Xavier miró sus manos temblorosas, con arrugas y cierto aspecto cadavérico y se las llevó al rostro, sintiendo cómo su piel se encontraba flácida y sus huesos se marcaban más que de costumbre. Apenas pudo vencer el terror para acercarse al espejo y mirarse a través de los dedos que se iban abriendo poco a poco como la cola de un pavo real, escondiendo tras de sí su pánico. Una estrepitosa risotada invadió el salón, apagando el implacable canto de los cornos que tocaban cuatro veces a la puerta en el tercer movimiento de la quinta de Beethoven.

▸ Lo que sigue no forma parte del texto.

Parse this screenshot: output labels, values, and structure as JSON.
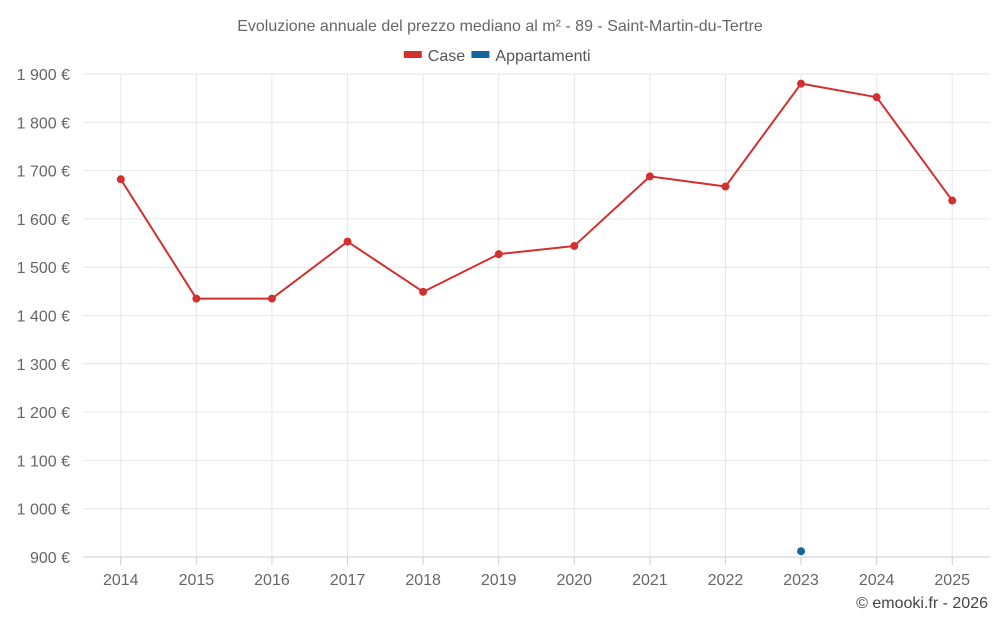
{
  "chart_data": {
    "type": "line",
    "title": "Evoluzione annuale del prezzo mediano al m² - 89 - Saint-Martin-du-Tertre",
    "categories": [
      "2014",
      "2015",
      "2016",
      "2017",
      "2018",
      "2019",
      "2020",
      "2021",
      "2022",
      "2023",
      "2024",
      "2025"
    ],
    "series": [
      {
        "name": "Case",
        "color": "#d32f2f",
        "values": [
          1682,
          1435,
          1435,
          1553,
          1449,
          1527,
          1544,
          1688,
          1667,
          1880,
          1852,
          1638
        ]
      },
      {
        "name": "Appartamenti",
        "color": "#1565a0",
        "values": [
          null,
          null,
          null,
          null,
          null,
          null,
          null,
          null,
          null,
          912,
          null,
          null
        ]
      }
    ],
    "ylim": [
      900,
      1900
    ],
    "yticks": [
      900,
      1000,
      1100,
      1200,
      1300,
      1400,
      1500,
      1600,
      1700,
      1800,
      1900
    ],
    "ytick_labels": [
      "900 €",
      "1 000 €",
      "1 100 €",
      "1 200 €",
      "1 300 €",
      "1 400 €",
      "1 500 €",
      "1 600 €",
      "1 700 €",
      "1 800 €",
      "1 900 €"
    ],
    "xlabel": "",
    "ylabel": "",
    "grid": true,
    "legend_position": "top-center"
  },
  "credit": "© emooki.fr - 2026"
}
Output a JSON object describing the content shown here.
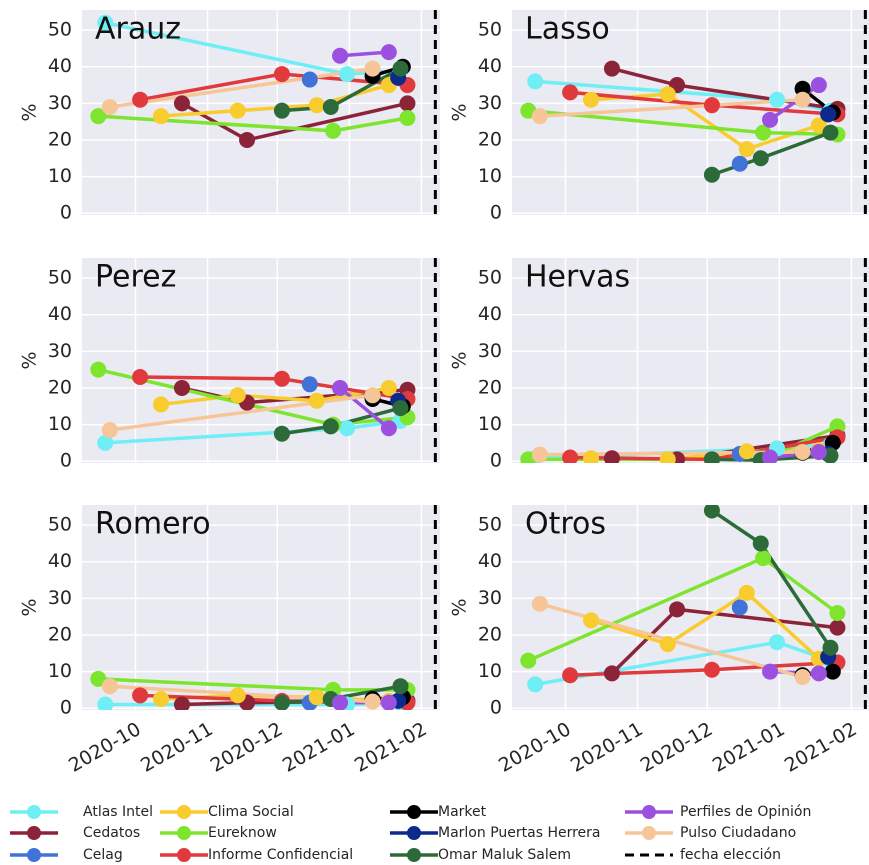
{
  "chart_data": [
    {
      "type": "line",
      "title": "Arauz",
      "ylabel": "%",
      "xlim": [
        "2020-09-08",
        "2021-02-09"
      ],
      "ylim": [
        -0.5,
        55.5
      ],
      "xticks": [
        "2020-10",
        "2020-11",
        "2020-12",
        "2021-01",
        "2021-02"
      ],
      "yticks": [
        0,
        10,
        20,
        30,
        40,
        50
      ],
      "grid": true,
      "vline": "2021-02-07",
      "vline_label": "fecha elección",
      "series": [
        {
          "name": "Atlas Intel",
          "color": "#70eef5",
          "x": [
            "2020-09-18",
            "2020-12-31",
            "2021-01-23"
          ],
          "values": [
            52,
            38,
            39
          ]
        },
        {
          "name": "Cedatos",
          "color": "#8b2339",
          "x": [
            "2020-10-21",
            "2020-11-18",
            "2021-01-26"
          ],
          "values": [
            30,
            20,
            30
          ]
        },
        {
          "name": "Celag",
          "color": "#4172d8",
          "x": [
            "2020-12-15"
          ],
          "values": [
            36.5
          ]
        },
        {
          "name": "Clima Social",
          "color": "#f8cb2e",
          "x": [
            "2020-10-12",
            "2020-11-14",
            "2020-12-18",
            "2021-01-18"
          ],
          "values": [
            26.5,
            28,
            29.5,
            35
          ]
        },
        {
          "name": "Eureknow",
          "color": "#7ee52e",
          "x": [
            "2020-09-15",
            "2020-12-25",
            "2021-01-26"
          ],
          "values": [
            26.5,
            22.5,
            26
          ]
        },
        {
          "name": "Informe Confidencial",
          "color": "#e03a3c",
          "x": [
            "2020-10-03",
            "2020-12-03",
            "2021-01-26"
          ],
          "values": [
            31,
            38,
            35
          ]
        },
        {
          "name": "Market",
          "color": "#000000",
          "x": [
            "2021-01-11",
            "2021-01-24"
          ],
          "values": [
            37.5,
            40
          ]
        },
        {
          "name": "Marlon Puertas Herrera",
          "color": "#0b2a8c",
          "x": [
            "2021-01-22"
          ],
          "values": [
            37
          ]
        },
        {
          "name": "Omar Maluk Salem",
          "color": "#2d6a3a",
          "x": [
            "2020-12-03",
            "2020-12-24",
            "2021-01-23"
          ],
          "values": [
            28,
            29,
            39.5
          ]
        },
        {
          "name": "Perfiles de Opinión",
          "color": "#9b50e0",
          "x": [
            "2020-12-28",
            "2021-01-18"
          ],
          "values": [
            43,
            44
          ]
        },
        {
          "name": "Pulso Ciudadano",
          "color": "#f6c699",
          "x": [
            "2020-09-20",
            "2021-01-11"
          ],
          "values": [
            29,
            39.5
          ]
        }
      ]
    },
    {
      "type": "line",
      "title": "Lasso",
      "ylabel": "%",
      "xlim": [
        "2020-09-08",
        "2021-02-09"
      ],
      "ylim": [
        -0.5,
        55.5
      ],
      "xticks": [
        "2020-10",
        "2020-11",
        "2020-12",
        "2021-01",
        "2021-02"
      ],
      "yticks": [
        0,
        10,
        20,
        30,
        40,
        50
      ],
      "grid": true,
      "vline": "2021-02-07",
      "series": [
        {
          "x": [
            "2020-09-18",
            "2020-12-31",
            "2021-01-23"
          ],
          "values": [
            36,
            31,
            28
          ]
        },
        {
          "x": [
            "2020-10-21",
            "2020-11-18",
            "2021-01-26"
          ],
          "values": [
            39.5,
            35,
            28.5
          ]
        },
        {
          "x": [
            "2020-12-15"
          ],
          "values": [
            13.5
          ]
        },
        {
          "x": [
            "2020-10-12",
            "2020-11-14",
            "2020-12-18",
            "2021-01-18"
          ],
          "values": [
            31,
            32.5,
            17.5,
            24
          ]
        },
        {
          "x": [
            "2020-09-15",
            "2020-12-25",
            "2021-01-26"
          ],
          "values": [
            28,
            22,
            21.5
          ]
        },
        {
          "x": [
            "2020-10-03",
            "2020-12-03",
            "2021-01-26"
          ],
          "values": [
            33,
            29.5,
            27
          ]
        },
        {
          "x": [
            "2021-01-11",
            "2021-01-24"
          ],
          "values": [
            34,
            27.5
          ]
        },
        {
          "x": [
            "2021-01-22"
          ],
          "values": [
            27
          ]
        },
        {
          "x": [
            "2020-12-03",
            "2020-12-24",
            "2021-01-23"
          ],
          "values": [
            10.5,
            15,
            22
          ]
        },
        {
          "x": [
            "2020-12-28",
            "2021-01-18"
          ],
          "values": [
            25.5,
            35
          ]
        },
        {
          "x": [
            "2020-09-20",
            "2021-01-11"
          ],
          "values": [
            26.5,
            31
          ]
        }
      ]
    },
    {
      "type": "line",
      "title": "Perez",
      "ylabel": "%",
      "xlim": [
        "2020-09-08",
        "2021-02-09"
      ],
      "ylim": [
        -0.5,
        55.5
      ],
      "xticks": [
        "2020-10",
        "2020-11",
        "2020-12",
        "2021-01",
        "2021-02"
      ],
      "yticks": [
        0,
        10,
        20,
        30,
        40,
        50
      ],
      "grid": true,
      "vline": "2021-02-07",
      "series": [
        {
          "x": [
            "2020-09-18",
            "2020-12-31",
            "2021-01-23"
          ],
          "values": [
            5,
            9,
            11
          ]
        },
        {
          "x": [
            "2020-10-21",
            "2020-11-18",
            "2021-01-26"
          ],
          "values": [
            20,
            16,
            19.5
          ]
        },
        {
          "x": [
            "2020-12-15"
          ],
          "values": [
            21
          ]
        },
        {
          "x": [
            "2020-10-12",
            "2020-11-14",
            "2020-12-18",
            "2021-01-18"
          ],
          "values": [
            15.5,
            18,
            16.5,
            20
          ]
        },
        {
          "x": [
            "2020-09-15",
            "2020-12-25",
            "2021-01-26"
          ],
          "values": [
            25,
            10,
            12
          ]
        },
        {
          "x": [
            "2020-10-03",
            "2020-12-03",
            "2021-01-26"
          ],
          "values": [
            23,
            22.5,
            17
          ]
        },
        {
          "x": [
            "2021-01-11",
            "2021-01-24"
          ],
          "values": [
            17,
            15
          ]
        },
        {
          "x": [
            "2021-01-22"
          ],
          "values": [
            16.5
          ]
        },
        {
          "x": [
            "2020-12-03",
            "2020-12-24",
            "2021-01-23"
          ],
          "values": [
            7.5,
            9.5,
            14.5
          ]
        },
        {
          "x": [
            "2020-12-28",
            "2021-01-18"
          ],
          "values": [
            20,
            9
          ]
        },
        {
          "x": [
            "2020-09-20",
            "2021-01-11"
          ],
          "values": [
            8.5,
            18
          ]
        }
      ]
    },
    {
      "type": "line",
      "title": "Hervas",
      "ylabel": "%",
      "xlim": [
        "2020-09-08",
        "2021-02-09"
      ],
      "ylim": [
        -0.5,
        55.5
      ],
      "xticks": [
        "2020-10",
        "2020-11",
        "2020-12",
        "2021-01",
        "2021-02"
      ],
      "yticks": [
        0,
        10,
        20,
        30,
        40,
        50
      ],
      "grid": true,
      "vline": "2021-02-07",
      "series": [
        {
          "x": [
            "2020-09-18",
            "2020-12-31",
            "2021-01-23"
          ],
          "values": [
            0.8,
            3.5,
            4.5
          ]
        },
        {
          "x": [
            "2020-10-21",
            "2020-11-18",
            "2021-01-26"
          ],
          "values": [
            0.8,
            0.5,
            7
          ]
        },
        {
          "x": [
            "2020-12-15"
          ],
          "values": [
            2
          ]
        },
        {
          "x": [
            "2020-10-12",
            "2020-11-14",
            "2020-12-18",
            "2021-01-18"
          ],
          "values": [
            0.8,
            0.5,
            2.7,
            3
          ]
        },
        {
          "x": [
            "2020-09-15",
            "2020-12-25",
            "2021-01-26"
          ],
          "values": [
            0.5,
            0.5,
            9.5
          ]
        },
        {
          "x": [
            "2020-10-03",
            "2020-12-03",
            "2021-01-26"
          ],
          "values": [
            1,
            0.5,
            6.5
          ]
        },
        {
          "x": [
            "2021-01-11",
            "2021-01-24"
          ],
          "values": [
            2.3,
            5
          ]
        },
        {
          "x": [
            "2021-01-22"
          ],
          "values": [
            2
          ]
        },
        {
          "x": [
            "2020-12-03",
            "2020-12-24",
            "2021-01-23"
          ],
          "values": [
            0.5,
            0.3,
            1.5
          ]
        },
        {
          "x": [
            "2020-12-28",
            "2021-01-18"
          ],
          "values": [
            1,
            2.5
          ]
        },
        {
          "x": [
            "2020-09-20",
            "2021-01-11"
          ],
          "values": [
            1.8,
            2.5
          ]
        }
      ]
    },
    {
      "type": "line",
      "title": "Romero",
      "ylabel": "%",
      "xlim": [
        "2020-09-08",
        "2021-02-09"
      ],
      "ylim": [
        -0.5,
        55.5
      ],
      "xticks": [
        "2020-10",
        "2020-11",
        "2020-12",
        "2021-01",
        "2021-02"
      ],
      "yticks": [
        0,
        10,
        20,
        30,
        40,
        50
      ],
      "grid": true,
      "vline": "2021-02-07",
      "series": [
        {
          "x": [
            "2020-09-18",
            "2020-12-31",
            "2021-01-23"
          ],
          "values": [
            1,
            1,
            1.5
          ]
        },
        {
          "x": [
            "2020-10-21",
            "2020-11-18",
            "2021-01-26"
          ],
          "values": [
            1,
            1.5,
            2
          ]
        },
        {
          "x": [
            "2020-12-15"
          ],
          "values": [
            1.5
          ]
        },
        {
          "x": [
            "2020-10-12",
            "2020-11-14",
            "2020-12-18",
            "2021-01-18"
          ],
          "values": [
            2.5,
            3.5,
            3,
            2
          ]
        },
        {
          "x": [
            "2020-09-15",
            "2020-12-25",
            "2021-01-26"
          ],
          "values": [
            8,
            5,
            5
          ]
        },
        {
          "x": [
            "2020-10-03",
            "2020-12-03",
            "2021-01-26"
          ],
          "values": [
            3.5,
            2,
            1.5
          ]
        },
        {
          "x": [
            "2021-01-11",
            "2021-01-24"
          ],
          "values": [
            2.5,
            3
          ]
        },
        {
          "x": [
            "2021-01-22"
          ],
          "values": [
            2
          ]
        },
        {
          "x": [
            "2020-12-03",
            "2020-12-24",
            "2021-01-23"
          ],
          "values": [
            1.5,
            2.5,
            6
          ]
        },
        {
          "x": [
            "2020-12-28",
            "2021-01-18"
          ],
          "values": [
            1.5,
            1.5
          ]
        },
        {
          "x": [
            "2020-09-20",
            "2021-01-11"
          ],
          "values": [
            6,
            1.8
          ]
        }
      ]
    },
    {
      "type": "line",
      "title": "Otros",
      "ylabel": "%",
      "xlim": [
        "2020-09-08",
        "2021-02-09"
      ],
      "ylim": [
        -0.5,
        55.5
      ],
      "xticks": [
        "2020-10",
        "2020-11",
        "2020-12",
        "2021-01",
        "2021-02"
      ],
      "yticks": [
        0,
        10,
        20,
        30,
        40,
        50
      ],
      "grid": true,
      "vline": "2021-02-07",
      "series": [
        {
          "x": [
            "2020-09-18",
            "2020-12-31",
            "2021-01-23"
          ],
          "values": [
            6.5,
            18,
            13
          ]
        },
        {
          "x": [
            "2020-10-21",
            "2020-11-18",
            "2021-01-26"
          ],
          "values": [
            9.5,
            27,
            22
          ]
        },
        {
          "x": [
            "2020-12-15"
          ],
          "values": [
            27.5
          ]
        },
        {
          "x": [
            "2020-10-12",
            "2020-11-14",
            "2020-12-18",
            "2021-01-18"
          ],
          "values": [
            24,
            17.5,
            31.5,
            13.5
          ]
        },
        {
          "x": [
            "2020-09-15",
            "2020-12-25",
            "2021-01-26"
          ],
          "values": [
            13,
            41,
            26
          ]
        },
        {
          "x": [
            "2020-10-03",
            "2020-12-03",
            "2021-01-26"
          ],
          "values": [
            9,
            10.5,
            12.5
          ]
        },
        {
          "x": [
            "2021-01-11",
            "2021-01-24"
          ],
          "values": [
            9,
            10
          ]
        },
        {
          "x": [
            "2021-01-22"
          ],
          "values": [
            14
          ]
        },
        {
          "x": [
            "2020-12-03",
            "2020-12-24",
            "2021-01-23"
          ],
          "values": [
            54,
            45,
            16.5
          ]
        },
        {
          "x": [
            "2020-12-28",
            "2021-01-18"
          ],
          "values": [
            10,
            9.5
          ]
        },
        {
          "x": [
            "2020-09-20",
            "2021-01-11"
          ],
          "values": [
            28.5,
            8.5
          ]
        }
      ]
    }
  ]
}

-¡No sé qué ha podido pasarme! –Decía Xavier entre sollozos y risas –por un momento pensé que… - Enmudeció de súbito. A través del espejo pudo ver a Mariana en la puerta quien recorría el salón con la mirada empapada, tratando de atrapar los recuerdos de su vida mientras su dolor gritaba con sordina. Ella se acercó a cerrar el álbum que se encontraba sobre una mesilla del salón, abierto en la última página, donde esa mañana había guardado una esquela recortada de un periódico.
-Mariana –Exclamó Xavier
-No puede escucharte – le advirtió la anciana al hombre -Debemos irnos.
-¡Esto es una locura, es un juego! ¿Verdad?
-Claro que sí–contestó la anciana–, la vida es sólo un juego. Salgamos ya, que se hace tarde.
-¿Y Mariana? –Preguntó Xavier, preocupado-
-Mariana estará bien. Ven conmigo.
Envueltos en la apoteosis del Allegro –Presto de la quinta sinfonía del sordo de Bonn, Xavier y la mujer salieron del salón tomados del brazo y cruzaron el patio central de la casona hacia el portón apolillado. Frente al número infinito de la calle de La Amargura, Mariana, junto a sus amigos y familiares esperaba junto a una carroza a que subieran el féretro de Don Xavier, un cajón de madera oscura que parecía un alto reloj de péndulo. Daban las dos en punto.